Driver: Ja, I’ve got to pay, whether I’m drunk or not, I’ve got to pay. It is not a  question of I’m drunk or sober. I’ve got to pay.

Homeowner: That is not for me to decide…

Driver: No, no I’m telling you. I’m saying I’ve got to pay for whatever I’ve done which is wrong. I don’t want to fight with this man. I don’t. I don’t

Homeowner: Well that is a change in your attitude from earlier on.

Driver: No, no. I’m not changing. I say if I get into your wall, in your wall, whether I’m drunk or sober, one thing that remains: I’ve got to pay. Now I say to you, I give you my particulars, I’ve got to pay, Honestly, I want to give you my particulars and I want to pay for the damage I’ve done to you.

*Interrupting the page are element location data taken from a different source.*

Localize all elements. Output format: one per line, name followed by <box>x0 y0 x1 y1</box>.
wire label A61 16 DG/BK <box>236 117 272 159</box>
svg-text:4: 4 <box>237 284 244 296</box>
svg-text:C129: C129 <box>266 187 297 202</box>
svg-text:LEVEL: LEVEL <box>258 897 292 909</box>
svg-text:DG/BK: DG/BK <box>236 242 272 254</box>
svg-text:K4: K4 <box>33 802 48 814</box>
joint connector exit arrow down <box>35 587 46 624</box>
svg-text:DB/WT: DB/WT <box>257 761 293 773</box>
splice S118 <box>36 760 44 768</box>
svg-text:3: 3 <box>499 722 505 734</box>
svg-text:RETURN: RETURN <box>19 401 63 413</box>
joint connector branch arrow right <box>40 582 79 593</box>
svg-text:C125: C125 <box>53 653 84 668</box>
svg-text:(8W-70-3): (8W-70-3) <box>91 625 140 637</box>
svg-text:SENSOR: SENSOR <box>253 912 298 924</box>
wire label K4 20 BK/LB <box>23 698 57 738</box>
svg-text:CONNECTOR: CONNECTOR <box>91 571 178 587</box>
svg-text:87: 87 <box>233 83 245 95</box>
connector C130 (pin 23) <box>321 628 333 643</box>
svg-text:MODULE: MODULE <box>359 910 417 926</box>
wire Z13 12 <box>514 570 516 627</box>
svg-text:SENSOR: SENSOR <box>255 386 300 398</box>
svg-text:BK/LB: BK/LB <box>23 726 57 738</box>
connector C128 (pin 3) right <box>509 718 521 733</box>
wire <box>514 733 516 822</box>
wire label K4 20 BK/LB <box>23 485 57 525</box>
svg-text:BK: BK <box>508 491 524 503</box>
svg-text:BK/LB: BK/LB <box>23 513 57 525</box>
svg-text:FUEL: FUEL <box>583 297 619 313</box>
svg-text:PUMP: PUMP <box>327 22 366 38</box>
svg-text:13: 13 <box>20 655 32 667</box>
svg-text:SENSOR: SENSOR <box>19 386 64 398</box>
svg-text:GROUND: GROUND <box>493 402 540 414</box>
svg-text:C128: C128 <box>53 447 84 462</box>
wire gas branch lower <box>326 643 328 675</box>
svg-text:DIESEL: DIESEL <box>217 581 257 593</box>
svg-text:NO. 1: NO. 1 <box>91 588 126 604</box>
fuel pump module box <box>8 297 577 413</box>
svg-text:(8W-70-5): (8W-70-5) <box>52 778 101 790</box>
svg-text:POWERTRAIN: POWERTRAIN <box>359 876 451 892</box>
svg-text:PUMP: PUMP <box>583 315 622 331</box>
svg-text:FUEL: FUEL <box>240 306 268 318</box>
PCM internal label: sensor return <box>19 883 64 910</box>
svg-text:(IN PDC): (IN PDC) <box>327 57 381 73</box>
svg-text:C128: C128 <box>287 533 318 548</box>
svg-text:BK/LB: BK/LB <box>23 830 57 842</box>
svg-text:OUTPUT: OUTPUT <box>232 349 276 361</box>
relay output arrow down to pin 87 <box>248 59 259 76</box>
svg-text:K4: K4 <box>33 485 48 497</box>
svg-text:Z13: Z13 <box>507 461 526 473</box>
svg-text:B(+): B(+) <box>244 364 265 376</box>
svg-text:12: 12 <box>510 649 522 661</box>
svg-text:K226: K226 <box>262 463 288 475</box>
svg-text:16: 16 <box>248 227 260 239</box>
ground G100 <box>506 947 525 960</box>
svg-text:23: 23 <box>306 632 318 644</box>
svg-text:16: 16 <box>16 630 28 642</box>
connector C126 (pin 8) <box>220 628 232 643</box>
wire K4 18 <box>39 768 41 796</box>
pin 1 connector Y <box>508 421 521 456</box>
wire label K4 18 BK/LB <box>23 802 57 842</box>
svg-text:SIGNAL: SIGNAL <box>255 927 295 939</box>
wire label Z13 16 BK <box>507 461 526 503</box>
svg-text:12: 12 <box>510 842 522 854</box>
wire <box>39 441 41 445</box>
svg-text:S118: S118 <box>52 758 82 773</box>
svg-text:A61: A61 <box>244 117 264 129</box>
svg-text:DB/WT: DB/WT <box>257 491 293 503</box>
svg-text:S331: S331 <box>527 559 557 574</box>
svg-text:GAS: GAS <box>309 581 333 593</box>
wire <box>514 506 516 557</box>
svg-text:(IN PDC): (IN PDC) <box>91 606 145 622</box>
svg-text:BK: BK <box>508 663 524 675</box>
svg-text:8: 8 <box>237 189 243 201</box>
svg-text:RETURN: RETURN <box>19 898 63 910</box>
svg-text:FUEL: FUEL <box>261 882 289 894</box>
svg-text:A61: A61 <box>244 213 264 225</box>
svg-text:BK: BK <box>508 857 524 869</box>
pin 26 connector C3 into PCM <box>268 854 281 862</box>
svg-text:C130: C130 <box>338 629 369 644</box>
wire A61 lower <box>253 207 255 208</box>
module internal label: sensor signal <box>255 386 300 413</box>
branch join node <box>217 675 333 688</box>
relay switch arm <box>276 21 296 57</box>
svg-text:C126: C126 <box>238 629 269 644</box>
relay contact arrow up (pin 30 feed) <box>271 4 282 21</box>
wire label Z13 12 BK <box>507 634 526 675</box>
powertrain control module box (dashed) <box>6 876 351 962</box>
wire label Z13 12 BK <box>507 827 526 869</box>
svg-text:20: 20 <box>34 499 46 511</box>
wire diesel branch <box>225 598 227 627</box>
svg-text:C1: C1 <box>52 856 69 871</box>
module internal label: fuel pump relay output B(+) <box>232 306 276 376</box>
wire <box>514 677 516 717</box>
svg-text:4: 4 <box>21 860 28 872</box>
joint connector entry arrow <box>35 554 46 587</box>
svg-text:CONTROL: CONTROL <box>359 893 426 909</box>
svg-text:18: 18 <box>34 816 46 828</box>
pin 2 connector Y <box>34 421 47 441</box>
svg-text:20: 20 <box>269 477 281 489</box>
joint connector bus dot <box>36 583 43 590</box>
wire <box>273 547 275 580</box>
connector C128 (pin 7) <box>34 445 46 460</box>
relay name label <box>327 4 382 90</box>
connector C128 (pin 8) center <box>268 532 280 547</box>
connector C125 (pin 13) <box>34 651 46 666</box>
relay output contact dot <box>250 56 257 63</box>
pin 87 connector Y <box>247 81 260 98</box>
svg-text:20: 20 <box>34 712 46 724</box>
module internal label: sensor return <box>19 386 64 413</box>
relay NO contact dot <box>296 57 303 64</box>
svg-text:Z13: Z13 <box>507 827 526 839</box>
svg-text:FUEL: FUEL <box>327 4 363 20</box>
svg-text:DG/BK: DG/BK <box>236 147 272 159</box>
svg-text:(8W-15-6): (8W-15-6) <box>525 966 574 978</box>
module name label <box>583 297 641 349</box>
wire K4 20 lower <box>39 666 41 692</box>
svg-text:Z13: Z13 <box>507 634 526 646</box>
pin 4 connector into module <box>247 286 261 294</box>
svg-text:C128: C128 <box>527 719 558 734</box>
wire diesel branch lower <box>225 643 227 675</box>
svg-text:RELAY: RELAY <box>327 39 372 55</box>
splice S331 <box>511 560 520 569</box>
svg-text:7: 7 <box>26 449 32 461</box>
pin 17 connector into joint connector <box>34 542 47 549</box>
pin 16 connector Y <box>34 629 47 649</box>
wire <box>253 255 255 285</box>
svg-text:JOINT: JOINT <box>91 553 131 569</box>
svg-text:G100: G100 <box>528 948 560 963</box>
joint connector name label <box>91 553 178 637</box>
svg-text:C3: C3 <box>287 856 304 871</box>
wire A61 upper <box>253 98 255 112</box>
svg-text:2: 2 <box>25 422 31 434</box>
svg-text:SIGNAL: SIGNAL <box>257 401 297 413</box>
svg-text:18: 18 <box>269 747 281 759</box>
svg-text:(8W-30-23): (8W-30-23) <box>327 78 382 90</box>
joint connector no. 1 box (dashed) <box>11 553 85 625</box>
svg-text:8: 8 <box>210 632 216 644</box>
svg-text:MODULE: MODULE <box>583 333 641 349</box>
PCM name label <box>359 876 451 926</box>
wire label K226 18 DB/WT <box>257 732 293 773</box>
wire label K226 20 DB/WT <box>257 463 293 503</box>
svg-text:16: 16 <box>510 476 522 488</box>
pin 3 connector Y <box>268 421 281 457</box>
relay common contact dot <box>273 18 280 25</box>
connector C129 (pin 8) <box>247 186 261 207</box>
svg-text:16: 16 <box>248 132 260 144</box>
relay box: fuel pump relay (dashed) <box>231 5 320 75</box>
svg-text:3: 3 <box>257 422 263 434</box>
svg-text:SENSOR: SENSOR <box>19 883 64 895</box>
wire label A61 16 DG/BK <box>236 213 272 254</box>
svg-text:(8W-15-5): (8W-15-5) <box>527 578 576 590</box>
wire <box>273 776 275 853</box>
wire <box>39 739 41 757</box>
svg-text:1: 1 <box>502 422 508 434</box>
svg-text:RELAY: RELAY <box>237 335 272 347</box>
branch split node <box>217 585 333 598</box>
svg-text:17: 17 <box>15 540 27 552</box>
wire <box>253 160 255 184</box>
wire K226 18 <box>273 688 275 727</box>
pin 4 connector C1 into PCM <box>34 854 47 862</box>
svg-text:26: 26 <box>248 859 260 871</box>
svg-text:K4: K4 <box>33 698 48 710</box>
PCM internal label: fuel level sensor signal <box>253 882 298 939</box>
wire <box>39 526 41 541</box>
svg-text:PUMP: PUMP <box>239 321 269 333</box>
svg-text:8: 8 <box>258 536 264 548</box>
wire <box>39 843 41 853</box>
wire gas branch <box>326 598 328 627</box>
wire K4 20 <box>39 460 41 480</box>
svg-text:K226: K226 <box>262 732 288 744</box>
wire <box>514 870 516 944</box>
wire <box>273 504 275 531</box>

Maybe he should have started on that note.  (Although as of January 9, three days after the wall came down, its owner was complaining he hadn't been reimbursed yet.)   An interesting piece republished in the Independent Online calls the incident a triumph of citizen-journalism.  That's one way of looking at it.

But another article available on the same source (headlined "Do You Know Who I Am?") compares the incident to other examples of South African officialdom acting badly when cell phones were not, alas, readily available - a reminder how easily, and how often, words backed by power can make reality appear no more substantial than themselves.